When an element such as a layer, film, region, or substrate is referred to as being “on” another element, it can be directly on the other element or intervening elements may also be present. In contrast, when an element is referred to as being “directly on”another element, there are no intervening elements present.

Unless specified to the contrary herein, all test standards are the most recent standard in effect as of the filing date of this application, or, if priority is claimed, the filing date of the earliest priority application in which the test standard appears.

Unless defined otherwise, technical and scientific terms used herein have the same meaning as is commonly understood by one of skill in the art to which this disclosure belongs.

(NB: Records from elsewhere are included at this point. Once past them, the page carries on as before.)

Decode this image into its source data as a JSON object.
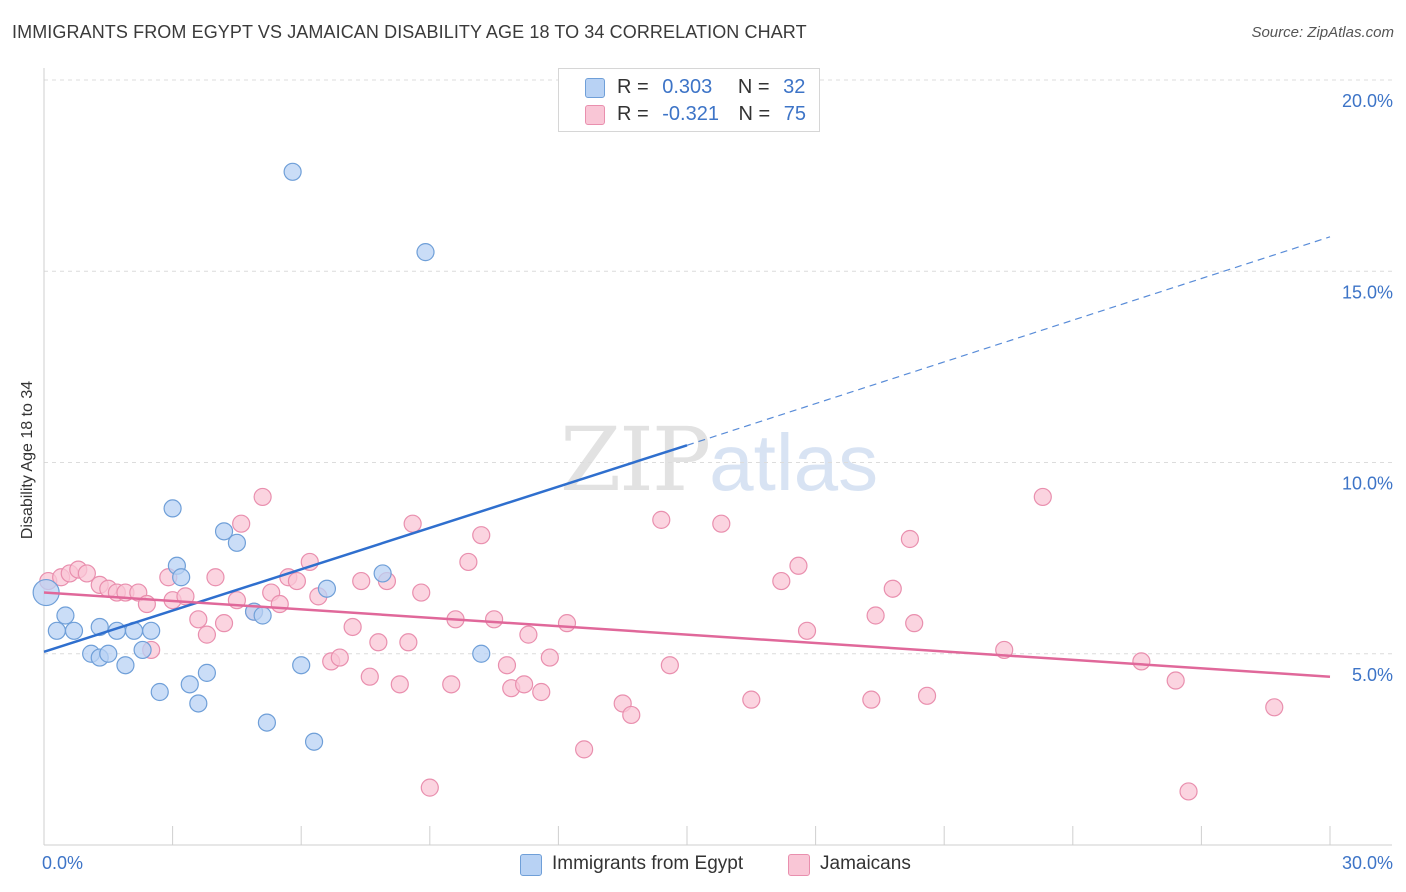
{
  "title": "IMMIGRANTS FROM EGYPT VS JAMAICAN DISABILITY AGE 18 TO 34 CORRELATION CHART",
  "source": "Source: ZipAtlas.com",
  "watermark": {
    "zip": "ZIP",
    "atlas": "atlas"
  },
  "legend": {
    "r_label": "R =",
    "n_label": "N =",
    "egypt": {
      "r": "0.303",
      "n": "32"
    },
    "jamaica": {
      "r": "-0.321",
      "n": "75"
    }
  },
  "colors": {
    "egypt_fill": "#b8d2f4",
    "egypt_stroke": "#6f9fd8",
    "egypt_line": "#2f6fce",
    "jamaica_fill": "#f9c6d6",
    "jamaica_stroke": "#e98fae",
    "jamaica_line": "#e0689a",
    "tick_label": "#3d74c7"
  },
  "chart_data": {
    "type": "scatter",
    "xlabel": "",
    "ylabel": "Disability Age 18 to 34",
    "xlim": [
      0,
      30
    ],
    "ylim": [
      0,
      20
    ],
    "x_tick_labels": [
      "0.0%",
      "30.0%"
    ],
    "y_ticks": [
      5,
      10,
      15,
      20
    ],
    "y_tick_labels": [
      "5.0%",
      "10.0%",
      "15.0%",
      "20.0%"
    ],
    "grid": "horizontal dashed",
    "legend_position": "top-center",
    "series": [
      {
        "name": "Immigrants from Egypt",
        "r": 0.303,
        "n": 32,
        "trend": {
          "x0": 0,
          "y0": 5.05,
          "x1": 15,
          "y1": 10.45,
          "dashed_to_x": 30,
          "dashed_to_y": 15.9
        },
        "points": [
          [
            0.05,
            6.6
          ],
          [
            0.3,
            5.6
          ],
          [
            0.5,
            6.0
          ],
          [
            0.7,
            5.6
          ],
          [
            1.1,
            5.0
          ],
          [
            1.3,
            5.7
          ],
          [
            1.3,
            4.9
          ],
          [
            1.5,
            5.0
          ],
          [
            1.7,
            5.6
          ],
          [
            1.9,
            4.7
          ],
          [
            2.1,
            5.6
          ],
          [
            2.3,
            5.1
          ],
          [
            2.5,
            5.6
          ],
          [
            2.7,
            4.0
          ],
          [
            3.0,
            8.8
          ],
          [
            3.1,
            7.3
          ],
          [
            3.2,
            7.0
          ],
          [
            3.4,
            4.2
          ],
          [
            3.6,
            3.7
          ],
          [
            3.8,
            4.5
          ],
          [
            4.2,
            8.2
          ],
          [
            4.5,
            7.9
          ],
          [
            4.9,
            6.1
          ],
          [
            5.1,
            6.0
          ],
          [
            5.2,
            3.2
          ],
          [
            5.8,
            17.6
          ],
          [
            6.0,
            4.7
          ],
          [
            6.3,
            2.7
          ],
          [
            6.6,
            6.7
          ],
          [
            7.9,
            7.1
          ],
          [
            8.9,
            15.5
          ],
          [
            10.2,
            5.0
          ]
        ]
      },
      {
        "name": "Jamaicans",
        "r": -0.321,
        "n": 75,
        "trend": {
          "x0": 0,
          "y0": 6.6,
          "x1": 30,
          "y1": 4.4
        },
        "points": [
          [
            0.1,
            6.9
          ],
          [
            0.4,
            7.0
          ],
          [
            0.6,
            7.1
          ],
          [
            0.8,
            7.2
          ],
          [
            1.0,
            7.1
          ],
          [
            1.3,
            6.8
          ],
          [
            1.5,
            6.7
          ],
          [
            1.7,
            6.6
          ],
          [
            1.9,
            6.6
          ],
          [
            2.2,
            6.6
          ],
          [
            2.4,
            6.3
          ],
          [
            2.5,
            5.1
          ],
          [
            2.9,
            7.0
          ],
          [
            3.0,
            6.4
          ],
          [
            3.3,
            6.5
          ],
          [
            3.6,
            5.9
          ],
          [
            3.8,
            5.5
          ],
          [
            4.0,
            7.0
          ],
          [
            4.2,
            5.8
          ],
          [
            4.5,
            6.4
          ],
          [
            4.6,
            8.4
          ],
          [
            4.9,
            6.1
          ],
          [
            5.1,
            9.1
          ],
          [
            5.3,
            6.6
          ],
          [
            5.5,
            6.3
          ],
          [
            5.7,
            7.0
          ],
          [
            5.9,
            6.9
          ],
          [
            6.2,
            7.4
          ],
          [
            6.4,
            6.5
          ],
          [
            6.7,
            4.8
          ],
          [
            6.9,
            4.9
          ],
          [
            7.2,
            5.7
          ],
          [
            7.4,
            6.9
          ],
          [
            7.6,
            4.4
          ],
          [
            7.8,
            5.3
          ],
          [
            8.0,
            6.9
          ],
          [
            8.3,
            4.2
          ],
          [
            8.5,
            5.3
          ],
          [
            8.6,
            8.4
          ],
          [
            8.8,
            6.6
          ],
          [
            9.0,
            1.5
          ],
          [
            9.5,
            4.2
          ],
          [
            9.6,
            5.9
          ],
          [
            9.9,
            7.4
          ],
          [
            10.2,
            8.1
          ],
          [
            10.5,
            5.9
          ],
          [
            10.8,
            4.7
          ],
          [
            10.9,
            4.1
          ],
          [
            11.2,
            4.2
          ],
          [
            11.3,
            5.5
          ],
          [
            11.6,
            4.0
          ],
          [
            11.8,
            4.9
          ],
          [
            12.2,
            5.8
          ],
          [
            12.6,
            2.5
          ],
          [
            13.5,
            3.7
          ],
          [
            13.7,
            3.4
          ],
          [
            14.4,
            8.5
          ],
          [
            14.6,
            4.7
          ],
          [
            15.8,
            8.4
          ],
          [
            16.5,
            3.8
          ],
          [
            17.2,
            6.9
          ],
          [
            17.6,
            7.3
          ],
          [
            17.8,
            5.6
          ],
          [
            19.3,
            3.8
          ],
          [
            19.4,
            6.0
          ],
          [
            19.8,
            6.7
          ],
          [
            20.2,
            8.0
          ],
          [
            20.3,
            5.8
          ],
          [
            20.6,
            3.9
          ],
          [
            22.4,
            5.1
          ],
          [
            23.3,
            9.1
          ],
          [
            25.6,
            4.8
          ],
          [
            26.4,
            4.3
          ],
          [
            26.7,
            1.4
          ],
          [
            28.7,
            3.6
          ]
        ]
      }
    ]
  }
}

While the above disclosure has been described with reference to exemplary embodiments, it will be understood by those skilled in the art that various changes may be made and equivalents may be substituted for elements thereof without departing from its scope. In addition, many modifications may be made to adapt a particular situation or material to the teachings of the disclosure without departing from the essential scope thereof. Therefore, it is intended that the present disclosure not be limited to the particular embodiments disclosed, but will include all embodiments falling within the scope thereof.